Morgenpost-Ratgeber: Schule: Ein Handy für Viertklässler?

Bei ihrer Entscheidung über ein Mobiltelefon für ihre Kinder sollten Eltern keinem Druck von außen nachgeben. Bei Hänseleien sind Lehrer die ersten Ansprechpartner.

Unser Sohn besucht die 4. Klasse der Grundschule. Anders als viele Mitschüler besitzt er kein Handy, weil meine Frau und ich das nicht wollen. Jetzt wird er aber deswegen von seinen Klassenkameraden gehänselt und leidet darunter. Meinen Sie, wir sollten ihm ein Handy besorgen, oder sehen Sie noch eine andere Lösung - was raten Sie?

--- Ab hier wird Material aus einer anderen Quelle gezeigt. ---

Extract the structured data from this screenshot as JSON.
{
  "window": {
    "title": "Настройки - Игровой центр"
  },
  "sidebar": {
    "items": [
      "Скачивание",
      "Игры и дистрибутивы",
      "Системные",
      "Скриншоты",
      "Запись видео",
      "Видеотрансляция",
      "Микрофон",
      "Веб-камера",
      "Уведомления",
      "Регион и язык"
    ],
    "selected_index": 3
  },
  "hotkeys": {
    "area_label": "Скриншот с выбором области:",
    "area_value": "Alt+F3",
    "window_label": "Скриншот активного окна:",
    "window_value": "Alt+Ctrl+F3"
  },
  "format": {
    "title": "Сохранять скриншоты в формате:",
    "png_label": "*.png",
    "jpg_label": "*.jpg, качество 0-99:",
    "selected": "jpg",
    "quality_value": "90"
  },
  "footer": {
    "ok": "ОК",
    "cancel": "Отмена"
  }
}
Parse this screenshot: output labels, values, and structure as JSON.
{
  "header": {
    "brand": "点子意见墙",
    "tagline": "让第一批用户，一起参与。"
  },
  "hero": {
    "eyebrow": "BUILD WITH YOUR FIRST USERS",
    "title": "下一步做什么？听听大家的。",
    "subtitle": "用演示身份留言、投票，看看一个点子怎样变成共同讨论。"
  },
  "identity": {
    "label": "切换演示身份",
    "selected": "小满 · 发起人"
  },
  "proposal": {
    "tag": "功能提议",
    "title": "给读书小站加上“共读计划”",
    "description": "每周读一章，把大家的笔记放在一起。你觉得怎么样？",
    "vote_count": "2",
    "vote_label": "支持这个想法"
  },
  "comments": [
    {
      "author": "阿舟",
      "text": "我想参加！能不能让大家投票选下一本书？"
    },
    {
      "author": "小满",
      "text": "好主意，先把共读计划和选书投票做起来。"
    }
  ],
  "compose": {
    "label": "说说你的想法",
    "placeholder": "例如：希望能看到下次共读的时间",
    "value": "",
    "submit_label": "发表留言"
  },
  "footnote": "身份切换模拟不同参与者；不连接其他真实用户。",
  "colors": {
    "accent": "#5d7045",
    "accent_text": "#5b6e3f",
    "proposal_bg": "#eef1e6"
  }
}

Dr. Isabel Trenk-Hinterberger: Die Frage, ob ihr Kind ein Handy braucht, stellen sich mittlerweile viele Eltern, das fängt häufig schon im frühen Grundschulalter an. Anlass für die Anschaffung eines Handys sollte keinesfalls das von Ihnen beschriebene Hänseln sein. Zum einen bedarf es eines Gesprächs mit Ihrem Sohn, in dem Sie ihn bestärken, sich gegen die Hänseleien zu wehren (z.B. durch verbales Reagieren oder auch bewusstes Ignorieren).

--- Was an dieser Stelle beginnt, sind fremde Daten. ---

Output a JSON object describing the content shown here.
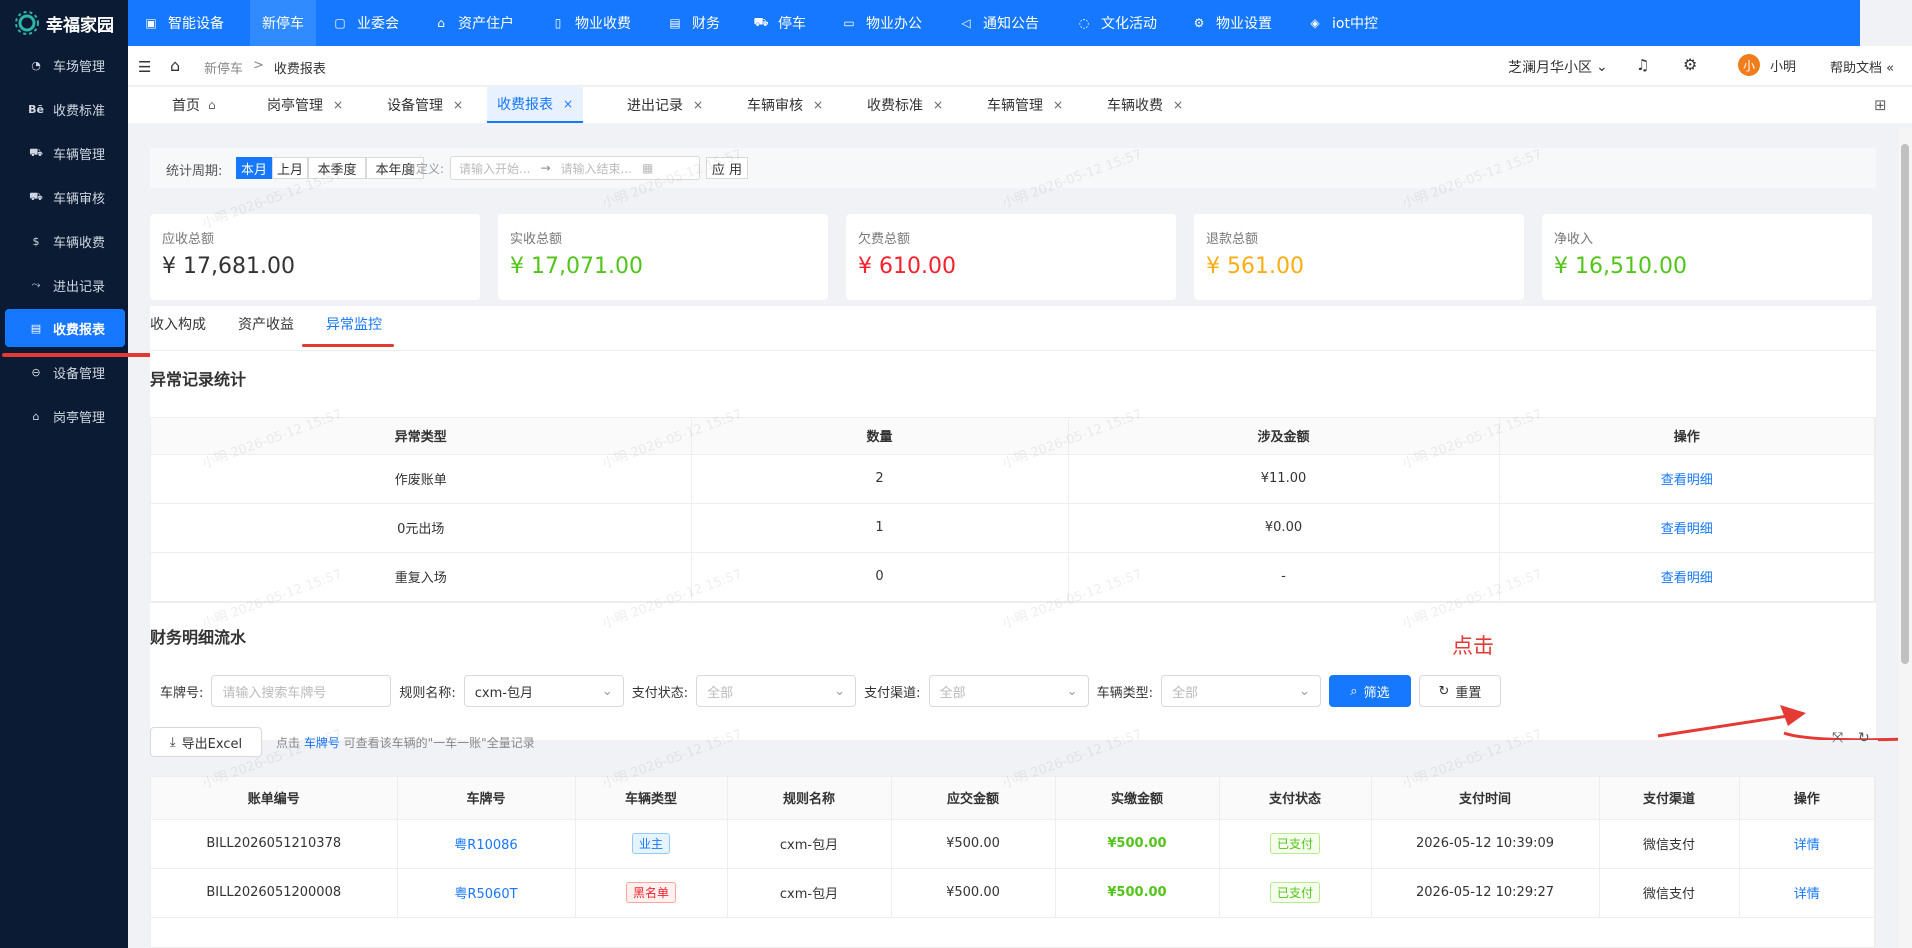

Wichtig ist, dass er an dieser Stelle ein gesundes Selbstbewusstsein zeigt und sich behauptet. Die Kinder, die gehänselt haben, sollten Sie nicht selbst ansprechen, sondern Sie sollten unmittelbar das Gespräch mit der Klassenlehrerin oder auch der Erzieherin suchen. Sie sollte das Thema mit den Kindern aufgreifen und mit ihnen erarbeiten, wie damit umgegangen werden kann. In bestimmten Fällen betreffen und beeinflussen Hänseleien das Klassenklima als Ganzes. Zur Bearbeitung dieses Themas im Klassenverband gibt es verschiedene schulische Möglichkeiten (z.B. den Klassenrat als wöchentliches Forum).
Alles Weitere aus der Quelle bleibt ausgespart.